I found the solution in combining the answer here on how to get the parameter and an answer from Michael Blight to How to run query from inside of Cloud function?

The answer there also shows what is required to use firebase-admin.

The following works for me when calling my-project.firebaseapp.com/event/123/.

var functions = require('firebase-functions');
const admin = require('firebase-admin');

admin.initializeApp(functions.config().firebase);

exports.showEvent = functions.https.onRequest((req, res) => {
    const params = req.url.split("/");
    const eventId = params[2];
    return admin.database().ref('events/' + eventId).once('value', (snapshot) => {
        var event = snapshot.val();
        res.send(`
            <!doctype html>
            <html>
                <head>
                    <title>${event.name}</title>
                </head>
                <body>
                    <h1>Title ${event. name} in ${event.city}</h1>
                </body>
            </html>`
        );
     });
});

You're confusing two parts:

  • the firebase-functions module, which contains the logic to trigger based on database calls with functions.database.ref('/path').onWrite().
  • the firebase-admin module, which allows your function to call into the database.

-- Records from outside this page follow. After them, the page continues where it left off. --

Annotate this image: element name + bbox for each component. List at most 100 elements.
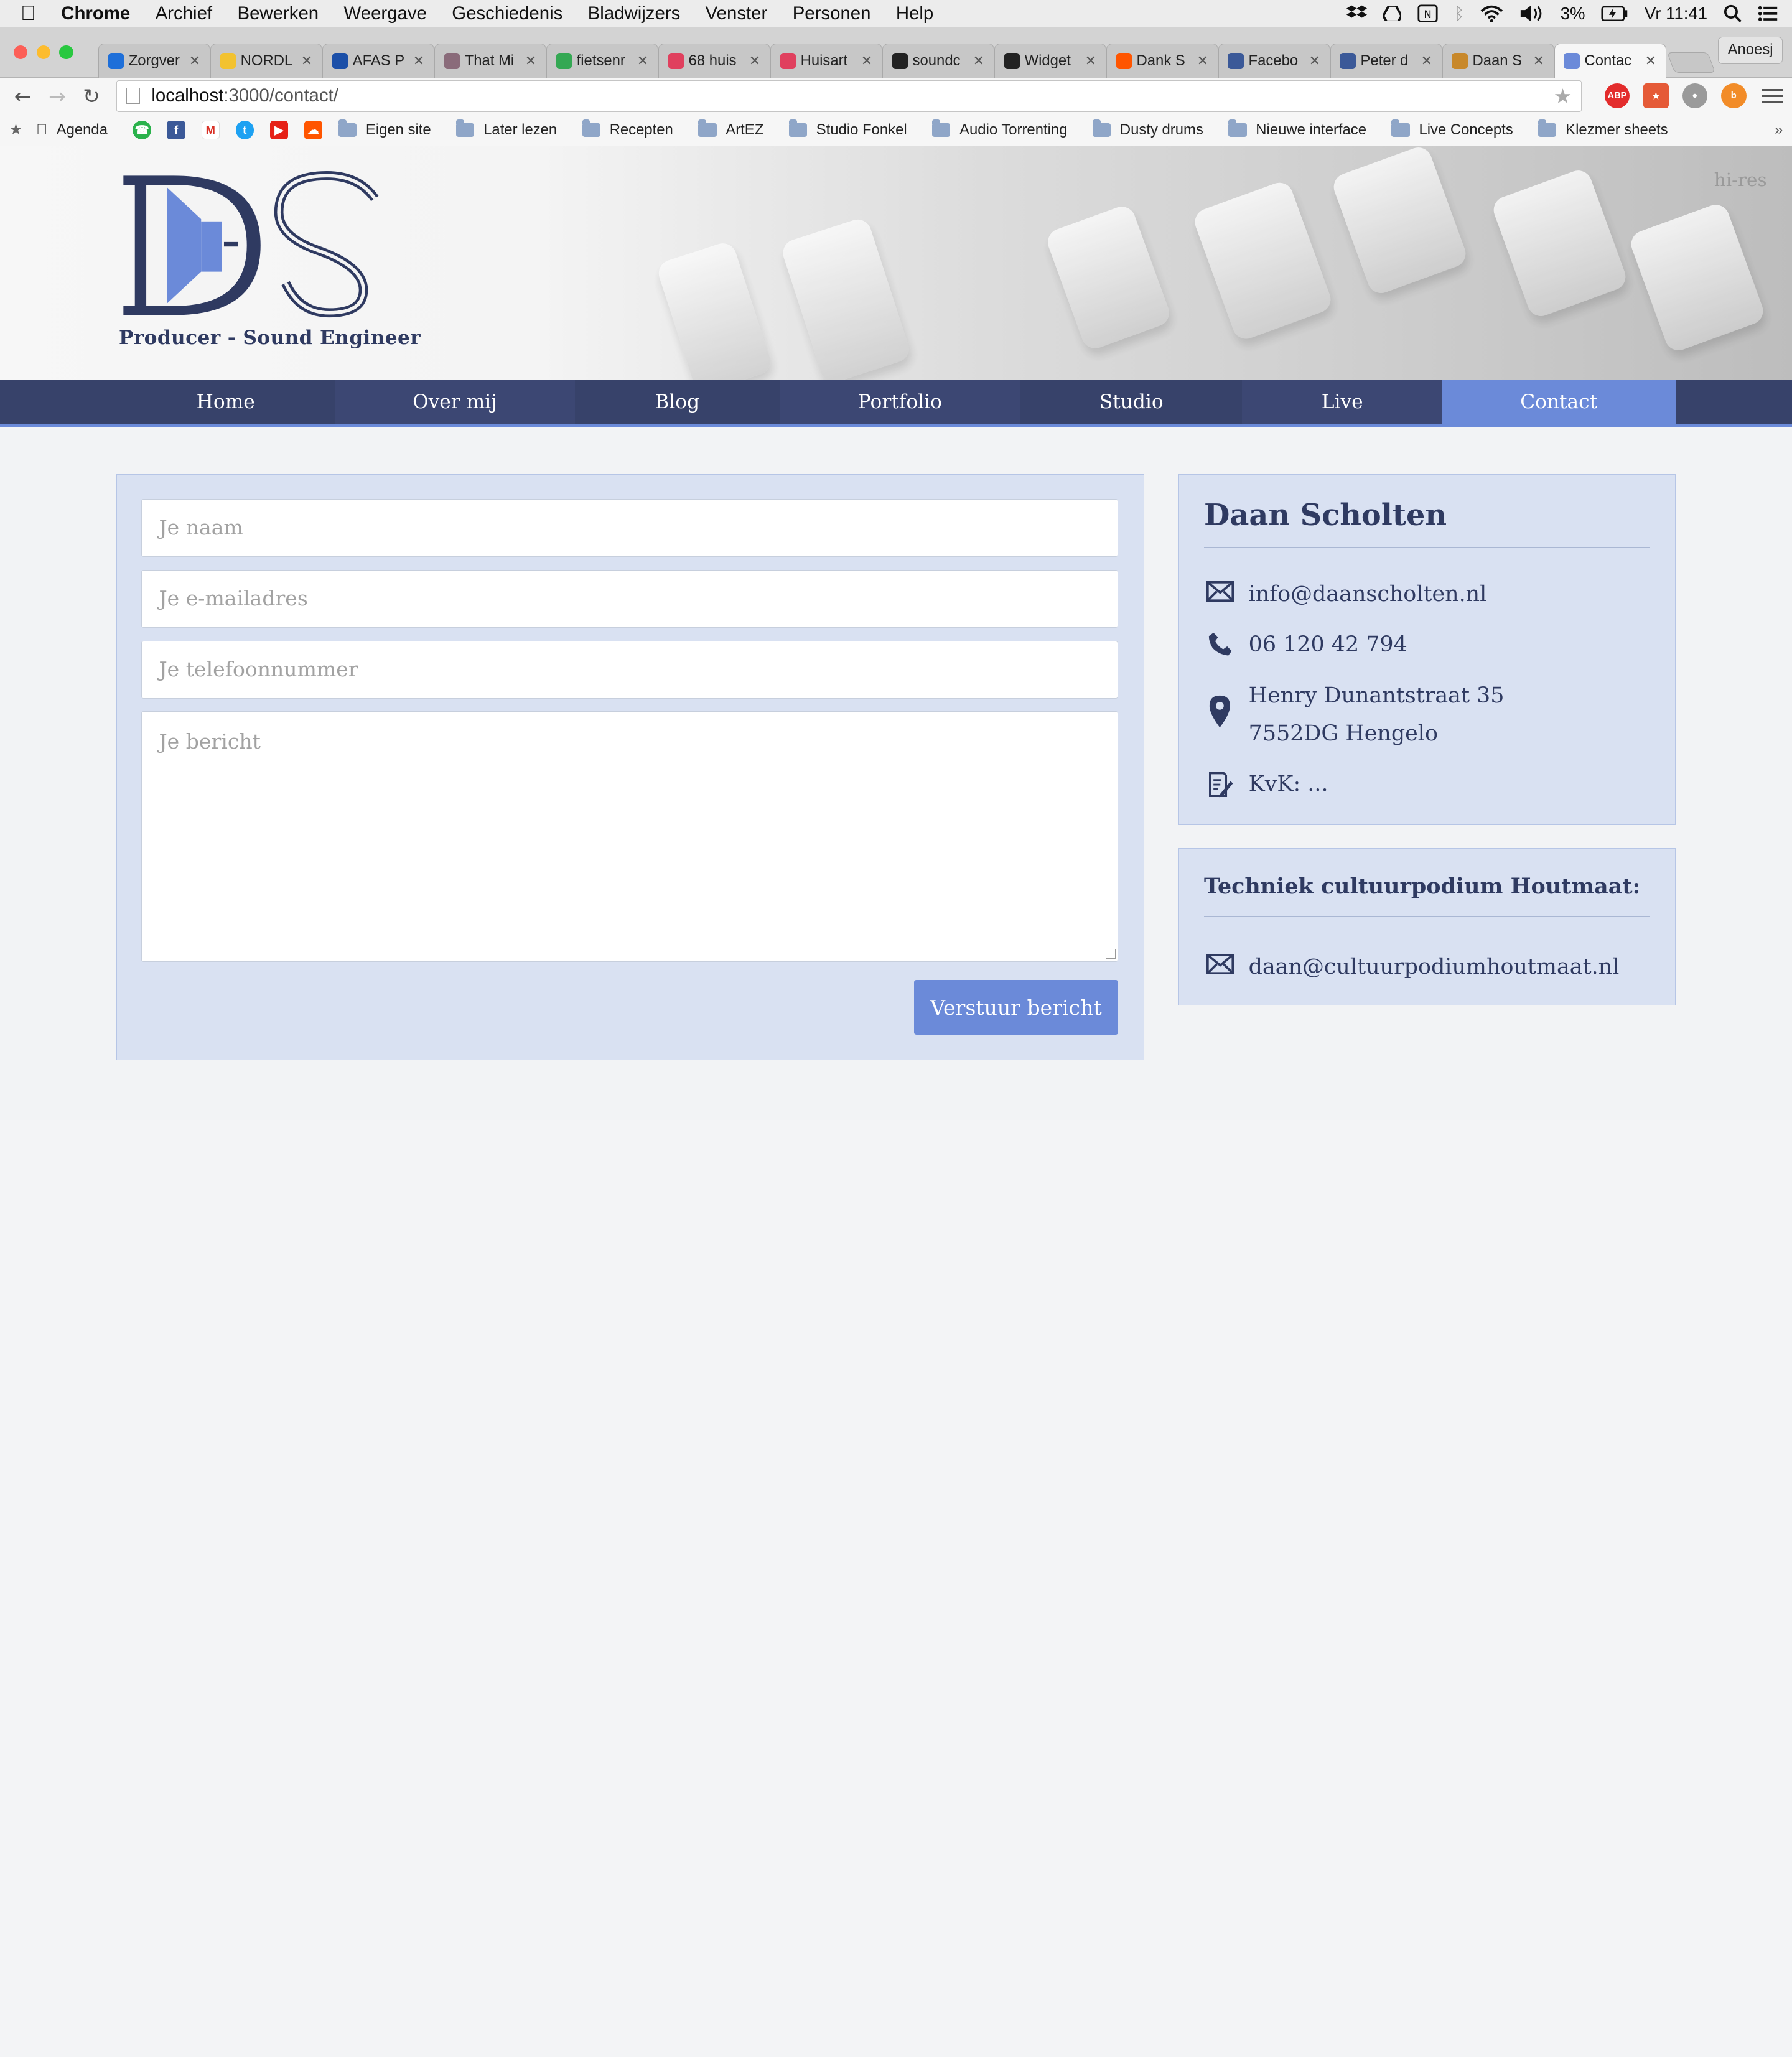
bookmark-folder[interactable]: Eigen site [338,119,431,139]
tab-close-icon[interactable]: ✕ [637,53,648,69]
email-input[interactable]: Je e-mailadres [141,569,1119,628]
reload-icon[interactable]: ↻ [78,84,105,108]
google-drive-icon[interactable] [1383,5,1402,22]
chrome-menu-icon[interactable] [1762,86,1783,106]
tab-close-icon[interactable]: ✕ [189,53,200,69]
zoom-window-button[interactable] [59,45,73,60]
browser-tab[interactable]: Daan S ✕ [1442,43,1554,78]
bookmarks-star-icon[interactable]: ★ [9,121,22,139]
name-input[interactable]: Je naam [141,498,1119,557]
browser-tab[interactable]: fietsenr ✕ [546,43,658,78]
notification-center-icon[interactable] [1758,6,1778,22]
browser-tab[interactable]: Zorgver ✕ [98,43,210,78]
battery-icon[interactable] [1601,6,1628,22]
tab-close-icon[interactable]: ✕ [861,53,872,69]
nav-over-mij[interactable]: Over mij [335,379,575,424]
tab-close-icon[interactable]: ✕ [525,53,536,69]
message-textarea[interactable]: Je bericht [141,711,1119,962]
new-tab-button[interactable] [1667,52,1716,73]
tab-close-icon[interactable]: ✕ [1533,53,1544,69]
address-bar[interactable]: localhost:3000/contact/ ★ [116,80,1582,112]
facebook-icon[interactable]: f [167,121,185,139]
back-arrow-icon[interactable]: ← [9,84,37,108]
forward-arrow-icon[interactable]: → [44,84,71,108]
contact-phone[interactable]: 06 120 42 794 [1249,626,1407,664]
nav-blog[interactable]: Blog [574,379,780,424]
hi-res-link[interactable]: hi-res [1714,169,1767,190]
tab-close-icon[interactable]: ✕ [1309,53,1320,69]
bookmark-folder[interactable]: Recepten [582,119,673,139]
menu-bewerken[interactable]: Bewerken [238,3,319,24]
nav-portfolio[interactable]: Portfolio [779,379,1021,424]
tab-close-icon[interactable]: ✕ [1085,53,1096,69]
resize-handle[interactable] [1106,949,1116,959]
profile-button[interactable]: Anoesj [1717,36,1783,64]
contact-email[interactable]: info@daanscholten.nl [1249,576,1487,613]
menu-help[interactable]: Help [896,3,933,24]
screen-icon[interactable]: N [1417,4,1438,22]
tab-close-icon[interactable]: ✕ [1197,53,1208,69]
bookmark-folder[interactable]: Studio Fonkel [788,119,907,139]
phone-input[interactable]: Je telefoonnummer [141,640,1119,699]
clock[interactable]: Vr 11:41 [1645,4,1707,24]
browser-tab[interactable]: soundc ✕ [882,43,994,78]
bookmark-folder[interactable]: Nieuwe interface [1228,119,1366,139]
bookmark-folder[interactable]: Dusty drums [1092,119,1203,139]
nav-live[interactable]: Live [1242,379,1442,424]
whatsapp-icon[interactable]: ☎ [133,121,151,139]
extension-orange-icon[interactable]: b [1721,83,1747,109]
browser-tab[interactable]: Huisart ✕ [770,43,882,78]
spotlight-search-icon[interactable] [1724,4,1742,22]
twitter-icon[interactable]: t [235,121,254,139]
nav-contact[interactable]: Contact [1442,379,1676,424]
menu-archief[interactable]: Archief [156,3,212,24]
gmail-icon[interactable]: M [201,121,220,139]
minimize-window-button[interactable] [36,45,50,60]
bookmark-star-icon[interactable]: ★ [1554,84,1572,108]
menu-weergave[interactable]: Weergave [344,3,427,24]
browser-tab[interactable]: AFAS P ✕ [322,43,434,78]
browser-tab[interactable]: Widget ✕ [994,43,1106,78]
tab-close-icon[interactable]: ✕ [973,53,984,69]
browser-tab[interactable]: Contac ✕ [1554,43,1666,78]
tab-close-icon[interactable]: ✕ [301,53,312,69]
adblock-plus-icon[interactable]: ABP [1604,83,1630,109]
menu-bladwijzers[interactable]: Bladwijzers [588,3,681,24]
bookmark-agenda[interactable]: Agenda [36,121,108,139]
venue-email[interactable]: daan@cultuurpodiumhoutmaat.nl [1249,948,1620,986]
apple-menu-icon[interactable]:  [21,2,36,26]
menu-geschiedenis[interactable]: Geschiedenis [452,3,562,24]
close-window-button[interactable] [14,45,28,60]
menu-app-name[interactable]: Chrome [61,3,130,24]
tab-close-icon[interactable]: ✕ [413,53,424,69]
dropbox-icon[interactable] [1346,4,1368,22]
nav-home[interactable]: Home [116,379,335,424]
tab-close-icon[interactable]: ✕ [1421,53,1432,69]
browser-tab[interactable]: Facebo ✕ [1218,43,1330,78]
browser-tab[interactable]: Peter d ✕ [1330,43,1442,78]
menu-venster[interactable]: Venster [706,3,768,24]
nav-studio[interactable]: Studio [1020,379,1243,424]
menu-personen[interactable]: Personen [793,3,871,24]
extension-star-icon[interactable]: ★ [1643,83,1669,109]
volume-icon[interactable] [1519,4,1544,22]
browser-tab[interactable]: 68 huis ✕ [658,43,770,78]
bookmark-folder[interactable]: Audio Torrenting [932,119,1067,139]
bookmark-folder[interactable]: Klezmer sheets [1538,119,1668,139]
tab-close-icon[interactable]: ✕ [1645,53,1656,69]
tab-close-icon[interactable]: ✕ [749,53,760,69]
browser-tab[interactable]: NORDL ✕ [210,43,322,78]
extension-gray-icon[interactable]: ● [1682,83,1708,109]
bluetooth-icon[interactable]: ᛒ [1454,4,1465,24]
wifi-icon[interactable] [1480,4,1503,23]
bookmark-folder[interactable]: ArtEZ [698,119,763,139]
soundcloud-icon[interactable]: ☁ [304,121,323,139]
youtube-icon[interactable]: ▶ [269,121,289,139]
browser-tab[interactable]: Dank S ✕ [1106,43,1218,78]
send-message-button[interactable]: Verstuur bericht [913,980,1119,1035]
bookmark-folder[interactable]: Later lezen [456,119,557,139]
bookmarks-overflow[interactable]: » [1775,121,1783,139]
bookmark-folder[interactable]: Live Concepts [1391,119,1513,139]
browser-tab[interactable]: That Mi ✕ [434,43,546,78]
site-logo[interactable] [119,171,388,324]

Since you have a HTTP function, you should trigger as the documentation for HTTP functions shows:

exports.data = functions.https.onRequest((req, res) => {
  // ...
});

Then in your function, you access the database as the documentation for the Admin SDK shows:

return admin.database().ref('/users/' + userId).once('value').then(function(snapshot) {
  var username = snapshot.val().username;
  // ...
});

So in total:

exports.date = functions.https.onRequest((req, res) => {
  admin.database().ref('/users/' + userId).once('value').then(function(snapshot) {
    var username = snapshot.val().username;
    res.status(200).send(username);
  });
});

Note that this is a tricky pattern. The call to the database happens asynchronously and may take some time to complete. While waiting for that, the HTTP function may time out and be terminated by the Google Cloud Functions system. See this section of the documentation.

As a general rule I'd recommend using a Firebase Database SDK or its REST API to access the database and not rely on a HTTP function as middleware.